When I was elected Labour’s Deputy Leader I said that if I was setting up a union today it would be the Union of Web Workers – organising the interests of information workers who use screens and keyboards as the tools of their trade.

But it’s not just information workers who use digital technology in their daily lives – and unions need to reflect that.

If people are living their lives online, that’s where unions need to be.

Just as technology is changing work, technology can change the way workers organise.

Online platforms and petitions can let them share information more easily.

They can swap shifts and arrange cover – and they can also recruit and build support for campaigns.

It’s outrageous that the government is still resisting e-balloting for trade unions – the biggest single measure to increase turnout among union members.

If it’s good enough for the Conservative Party’s internal elections, it’s good enough for working people.

Some unions ARE responding to the way work is changing.

The GMB brought and won its case on behalf of Uber drivers, to give them basic workers’ rights.

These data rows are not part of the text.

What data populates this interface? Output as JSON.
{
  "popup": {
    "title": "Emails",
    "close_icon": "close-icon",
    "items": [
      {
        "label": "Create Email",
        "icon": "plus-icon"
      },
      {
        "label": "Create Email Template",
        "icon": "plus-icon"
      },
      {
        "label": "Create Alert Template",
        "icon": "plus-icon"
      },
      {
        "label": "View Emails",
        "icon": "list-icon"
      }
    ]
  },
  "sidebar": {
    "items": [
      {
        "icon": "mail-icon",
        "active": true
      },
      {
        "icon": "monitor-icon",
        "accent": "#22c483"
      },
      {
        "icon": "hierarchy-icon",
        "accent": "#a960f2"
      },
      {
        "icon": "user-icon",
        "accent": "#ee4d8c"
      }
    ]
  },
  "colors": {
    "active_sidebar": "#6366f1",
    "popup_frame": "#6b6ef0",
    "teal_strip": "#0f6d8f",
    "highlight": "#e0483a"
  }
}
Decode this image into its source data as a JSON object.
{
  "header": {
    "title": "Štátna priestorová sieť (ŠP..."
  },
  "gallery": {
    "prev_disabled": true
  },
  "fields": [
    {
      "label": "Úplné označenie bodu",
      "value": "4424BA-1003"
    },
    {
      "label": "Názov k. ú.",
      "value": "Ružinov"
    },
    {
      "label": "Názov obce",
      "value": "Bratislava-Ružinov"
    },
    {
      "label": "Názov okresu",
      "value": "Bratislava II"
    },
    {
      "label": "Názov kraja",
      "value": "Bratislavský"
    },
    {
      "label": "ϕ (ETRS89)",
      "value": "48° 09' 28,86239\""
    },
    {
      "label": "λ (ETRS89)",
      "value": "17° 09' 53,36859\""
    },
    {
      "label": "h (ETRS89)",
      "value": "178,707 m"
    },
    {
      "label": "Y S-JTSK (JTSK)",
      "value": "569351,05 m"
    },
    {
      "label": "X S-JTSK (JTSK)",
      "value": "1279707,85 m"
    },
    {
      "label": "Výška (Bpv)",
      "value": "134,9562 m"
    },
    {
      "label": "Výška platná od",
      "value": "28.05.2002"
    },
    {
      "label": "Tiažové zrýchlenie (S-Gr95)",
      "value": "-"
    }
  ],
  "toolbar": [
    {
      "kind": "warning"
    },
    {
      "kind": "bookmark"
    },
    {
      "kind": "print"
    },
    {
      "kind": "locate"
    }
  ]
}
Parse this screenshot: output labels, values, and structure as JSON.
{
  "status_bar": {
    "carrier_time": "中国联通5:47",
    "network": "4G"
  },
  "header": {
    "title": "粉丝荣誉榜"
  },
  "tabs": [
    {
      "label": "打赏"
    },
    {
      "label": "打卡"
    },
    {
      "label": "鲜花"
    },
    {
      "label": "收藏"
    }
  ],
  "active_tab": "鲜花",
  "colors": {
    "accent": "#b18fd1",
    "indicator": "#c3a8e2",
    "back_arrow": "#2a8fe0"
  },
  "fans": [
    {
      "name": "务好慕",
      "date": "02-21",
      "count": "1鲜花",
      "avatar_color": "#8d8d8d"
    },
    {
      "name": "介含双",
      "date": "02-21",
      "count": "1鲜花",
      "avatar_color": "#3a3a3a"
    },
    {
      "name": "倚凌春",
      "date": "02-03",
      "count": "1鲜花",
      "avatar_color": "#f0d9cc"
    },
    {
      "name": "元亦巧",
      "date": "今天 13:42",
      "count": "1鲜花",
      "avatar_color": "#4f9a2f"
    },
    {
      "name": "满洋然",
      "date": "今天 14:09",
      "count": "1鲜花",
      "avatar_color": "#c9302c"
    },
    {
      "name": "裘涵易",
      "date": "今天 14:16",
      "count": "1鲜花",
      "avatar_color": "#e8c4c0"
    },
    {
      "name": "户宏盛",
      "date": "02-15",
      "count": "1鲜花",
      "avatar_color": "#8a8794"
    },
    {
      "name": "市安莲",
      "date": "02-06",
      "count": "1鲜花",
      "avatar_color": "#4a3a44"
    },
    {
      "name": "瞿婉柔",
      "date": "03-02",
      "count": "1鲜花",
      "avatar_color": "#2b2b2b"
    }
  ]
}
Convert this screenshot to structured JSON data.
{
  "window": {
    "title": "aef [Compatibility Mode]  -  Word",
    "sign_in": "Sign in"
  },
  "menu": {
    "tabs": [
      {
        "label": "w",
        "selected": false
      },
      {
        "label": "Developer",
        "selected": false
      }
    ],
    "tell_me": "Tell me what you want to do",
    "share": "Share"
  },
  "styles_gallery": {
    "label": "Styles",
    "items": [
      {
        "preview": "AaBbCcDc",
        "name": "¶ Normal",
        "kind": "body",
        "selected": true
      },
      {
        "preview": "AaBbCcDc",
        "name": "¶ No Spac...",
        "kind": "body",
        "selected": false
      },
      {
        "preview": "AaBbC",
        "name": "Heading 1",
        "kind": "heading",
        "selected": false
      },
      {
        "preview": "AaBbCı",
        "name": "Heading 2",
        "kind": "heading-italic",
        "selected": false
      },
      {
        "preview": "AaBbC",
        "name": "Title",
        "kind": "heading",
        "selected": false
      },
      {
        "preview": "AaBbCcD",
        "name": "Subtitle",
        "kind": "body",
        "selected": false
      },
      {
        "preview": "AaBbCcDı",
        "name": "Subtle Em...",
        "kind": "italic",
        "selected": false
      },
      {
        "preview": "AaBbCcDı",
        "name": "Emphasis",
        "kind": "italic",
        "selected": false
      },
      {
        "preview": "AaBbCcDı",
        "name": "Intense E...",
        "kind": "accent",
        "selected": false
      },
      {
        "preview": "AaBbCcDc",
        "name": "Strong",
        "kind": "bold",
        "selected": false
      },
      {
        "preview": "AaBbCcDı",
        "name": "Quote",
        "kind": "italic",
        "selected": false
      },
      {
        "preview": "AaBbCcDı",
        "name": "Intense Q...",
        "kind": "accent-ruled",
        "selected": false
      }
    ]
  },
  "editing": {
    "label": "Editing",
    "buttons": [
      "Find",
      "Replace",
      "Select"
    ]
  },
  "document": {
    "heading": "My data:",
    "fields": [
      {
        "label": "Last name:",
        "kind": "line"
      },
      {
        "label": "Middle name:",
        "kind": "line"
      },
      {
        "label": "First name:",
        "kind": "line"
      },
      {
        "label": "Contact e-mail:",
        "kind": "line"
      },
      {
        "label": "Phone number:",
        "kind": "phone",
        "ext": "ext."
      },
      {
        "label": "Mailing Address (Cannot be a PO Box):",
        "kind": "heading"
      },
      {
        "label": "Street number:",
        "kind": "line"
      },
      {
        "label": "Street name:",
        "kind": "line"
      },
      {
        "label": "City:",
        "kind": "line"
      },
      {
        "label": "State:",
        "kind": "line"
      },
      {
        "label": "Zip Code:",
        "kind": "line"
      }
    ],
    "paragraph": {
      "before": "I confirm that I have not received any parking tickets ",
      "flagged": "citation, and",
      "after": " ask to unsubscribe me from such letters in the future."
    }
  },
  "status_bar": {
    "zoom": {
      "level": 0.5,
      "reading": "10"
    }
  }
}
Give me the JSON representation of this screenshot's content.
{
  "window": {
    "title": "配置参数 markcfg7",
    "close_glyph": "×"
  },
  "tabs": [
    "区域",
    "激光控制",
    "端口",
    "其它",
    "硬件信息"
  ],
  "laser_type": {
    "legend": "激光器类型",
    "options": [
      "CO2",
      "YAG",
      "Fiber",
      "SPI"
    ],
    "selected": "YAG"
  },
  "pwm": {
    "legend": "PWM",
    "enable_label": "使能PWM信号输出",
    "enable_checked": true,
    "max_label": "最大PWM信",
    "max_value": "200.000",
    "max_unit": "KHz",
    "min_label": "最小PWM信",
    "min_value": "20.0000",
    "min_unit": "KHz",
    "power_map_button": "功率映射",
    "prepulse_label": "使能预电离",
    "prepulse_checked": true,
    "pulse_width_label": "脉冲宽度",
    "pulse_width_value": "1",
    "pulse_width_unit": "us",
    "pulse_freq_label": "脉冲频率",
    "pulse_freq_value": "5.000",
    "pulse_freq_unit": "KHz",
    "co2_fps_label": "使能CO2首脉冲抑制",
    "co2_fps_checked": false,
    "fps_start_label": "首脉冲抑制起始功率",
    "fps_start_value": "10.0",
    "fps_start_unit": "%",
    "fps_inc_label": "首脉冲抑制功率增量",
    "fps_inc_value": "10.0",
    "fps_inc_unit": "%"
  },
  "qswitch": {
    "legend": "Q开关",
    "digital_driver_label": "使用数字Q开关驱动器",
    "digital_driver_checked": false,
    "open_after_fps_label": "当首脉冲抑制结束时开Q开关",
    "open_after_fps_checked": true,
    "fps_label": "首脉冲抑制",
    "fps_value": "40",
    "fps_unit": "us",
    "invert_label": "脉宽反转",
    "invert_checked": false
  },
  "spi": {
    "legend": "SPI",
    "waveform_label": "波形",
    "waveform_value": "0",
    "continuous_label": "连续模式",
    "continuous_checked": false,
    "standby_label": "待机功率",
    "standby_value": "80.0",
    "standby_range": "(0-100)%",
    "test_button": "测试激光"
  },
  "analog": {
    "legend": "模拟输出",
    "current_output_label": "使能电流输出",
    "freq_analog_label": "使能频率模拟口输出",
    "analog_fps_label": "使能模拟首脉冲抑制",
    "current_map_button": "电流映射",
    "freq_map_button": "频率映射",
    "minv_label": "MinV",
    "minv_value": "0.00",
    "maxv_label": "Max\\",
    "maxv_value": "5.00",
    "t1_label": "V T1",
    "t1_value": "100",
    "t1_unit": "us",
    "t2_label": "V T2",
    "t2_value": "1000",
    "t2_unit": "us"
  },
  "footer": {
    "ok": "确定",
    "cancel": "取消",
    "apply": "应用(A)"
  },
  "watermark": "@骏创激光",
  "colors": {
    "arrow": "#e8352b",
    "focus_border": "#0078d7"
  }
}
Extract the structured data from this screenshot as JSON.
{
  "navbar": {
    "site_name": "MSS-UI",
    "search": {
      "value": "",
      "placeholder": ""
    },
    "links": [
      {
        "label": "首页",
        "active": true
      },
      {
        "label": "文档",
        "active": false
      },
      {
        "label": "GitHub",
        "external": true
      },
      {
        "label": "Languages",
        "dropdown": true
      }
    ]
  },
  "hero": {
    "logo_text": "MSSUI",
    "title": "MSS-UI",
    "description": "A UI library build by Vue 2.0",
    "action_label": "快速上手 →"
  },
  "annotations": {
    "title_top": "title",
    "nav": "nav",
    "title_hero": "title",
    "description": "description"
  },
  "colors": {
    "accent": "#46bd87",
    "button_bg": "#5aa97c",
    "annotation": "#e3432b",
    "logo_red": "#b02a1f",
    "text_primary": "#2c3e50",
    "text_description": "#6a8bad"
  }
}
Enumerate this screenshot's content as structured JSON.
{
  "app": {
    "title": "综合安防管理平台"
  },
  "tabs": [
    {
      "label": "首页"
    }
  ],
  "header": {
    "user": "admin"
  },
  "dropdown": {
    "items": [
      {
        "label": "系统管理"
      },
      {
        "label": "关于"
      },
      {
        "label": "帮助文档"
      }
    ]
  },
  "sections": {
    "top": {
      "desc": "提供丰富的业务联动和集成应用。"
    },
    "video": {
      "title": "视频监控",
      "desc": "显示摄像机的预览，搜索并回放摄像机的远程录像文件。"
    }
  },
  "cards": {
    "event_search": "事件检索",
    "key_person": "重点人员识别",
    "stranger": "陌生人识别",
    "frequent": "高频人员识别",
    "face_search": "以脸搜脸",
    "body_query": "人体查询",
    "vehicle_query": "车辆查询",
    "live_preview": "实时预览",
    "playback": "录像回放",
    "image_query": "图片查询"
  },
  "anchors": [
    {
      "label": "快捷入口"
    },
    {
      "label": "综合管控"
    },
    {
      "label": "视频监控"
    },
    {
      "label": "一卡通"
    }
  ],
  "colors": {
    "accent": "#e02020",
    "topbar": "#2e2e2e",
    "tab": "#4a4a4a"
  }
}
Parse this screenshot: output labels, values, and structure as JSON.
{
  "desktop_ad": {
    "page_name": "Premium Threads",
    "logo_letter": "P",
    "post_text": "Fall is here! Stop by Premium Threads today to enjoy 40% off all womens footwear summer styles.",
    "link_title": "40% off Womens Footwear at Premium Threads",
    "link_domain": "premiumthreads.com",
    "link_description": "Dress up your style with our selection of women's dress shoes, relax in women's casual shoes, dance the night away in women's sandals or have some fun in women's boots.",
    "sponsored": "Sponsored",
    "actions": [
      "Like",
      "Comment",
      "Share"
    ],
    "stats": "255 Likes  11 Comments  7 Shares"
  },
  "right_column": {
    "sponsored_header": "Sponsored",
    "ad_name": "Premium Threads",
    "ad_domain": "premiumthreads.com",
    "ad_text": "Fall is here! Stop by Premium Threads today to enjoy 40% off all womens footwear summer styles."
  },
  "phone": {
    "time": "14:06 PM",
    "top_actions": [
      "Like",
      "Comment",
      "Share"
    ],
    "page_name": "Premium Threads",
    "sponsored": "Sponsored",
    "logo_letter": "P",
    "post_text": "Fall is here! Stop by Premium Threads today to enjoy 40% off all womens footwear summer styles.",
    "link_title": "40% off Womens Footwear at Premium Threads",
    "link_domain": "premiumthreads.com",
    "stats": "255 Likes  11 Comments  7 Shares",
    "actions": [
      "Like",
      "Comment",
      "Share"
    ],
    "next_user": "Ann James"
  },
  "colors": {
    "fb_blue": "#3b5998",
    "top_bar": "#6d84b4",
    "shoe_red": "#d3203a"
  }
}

A neat practical demonstration of the value of what the left can offer the new generation of service workers.

Bectu works with self-employed and freelance broadcast technicians to set the going rate for freelance jobs, to set minimum standards and to stop undercutting.

And the Musicians’ Union has helped to set up music teacher co-ops to help teachers market their services to schools and ensure that everyone gets fair pay and conditions.

But we need more. We need unions to up their game. The workforce needs them to up their game.

John McDonnell called last year for the reintroduction of sectoral collective bargaining.

I support that call.

Especially for low-paid sectors that are harder to organise and where work is more insecure, where the case for modern wage councils is stronger than ever before.

And we need co-ops.

I’m sure you’re used to politicians coming here and extolling the virtues of your values. I want to do more than that. I want to put them into practice.

I’ve seen how co-ops and the practical application of co-operative principles can help ameliorate some of the challenges thrown up by the modern working world.

I mentioned the great work the Musicians’ Union has done in Swindon.

How a group of music teachers made redundant and forced into self-employment, were empowered by the formation of a co-op.

By banding together, they addressed problems from back office support to vulnerability to exploitation. We need more of that.

John McDonnell promised last year to double the size of the co-operative sector – today I’m committing to deliver on this pledge within the DCMS remit that I shadow. I want to work with you on ways to do that.

From football supporter trusts to community owned pubs and music venues, to helping develop a trade union offer for the mushrooming freelance sector – I want to know what you think, where I can help, how the next Labour government can deliver co-operative values.

I don’t want this to be a one-off speech – I want it to be the start of a long collaboration.

The values we share – of businesses driven by the long term interests of their workforces and communities, not just the short-term interests of a few private shareholders; of ownership dispersed and democratised and rewards fairly shared – can be at the heart of Labour’s response to new technology.

Together we can harness the power of the enabling state, and the power of collective action, so that people can stand up to abuse and exploitation in the workplace.

We can make sure that machines are used in the interests of workers, not as a tool to control workers.

We can stop the extreme commodification of labour – to stop people being treated as machines.

Work is part of what gives our lives meaning. It has a value beyond its ability to generate wages.

We can use technology to extract meaning from work and to extract profit from workers, or we can use it to add value to our work and meaning to our lives.

These are political choices. They are the choices that will define the next half-century. They are the choices that will define us as politicians. Let’s work together to make sure we get them right.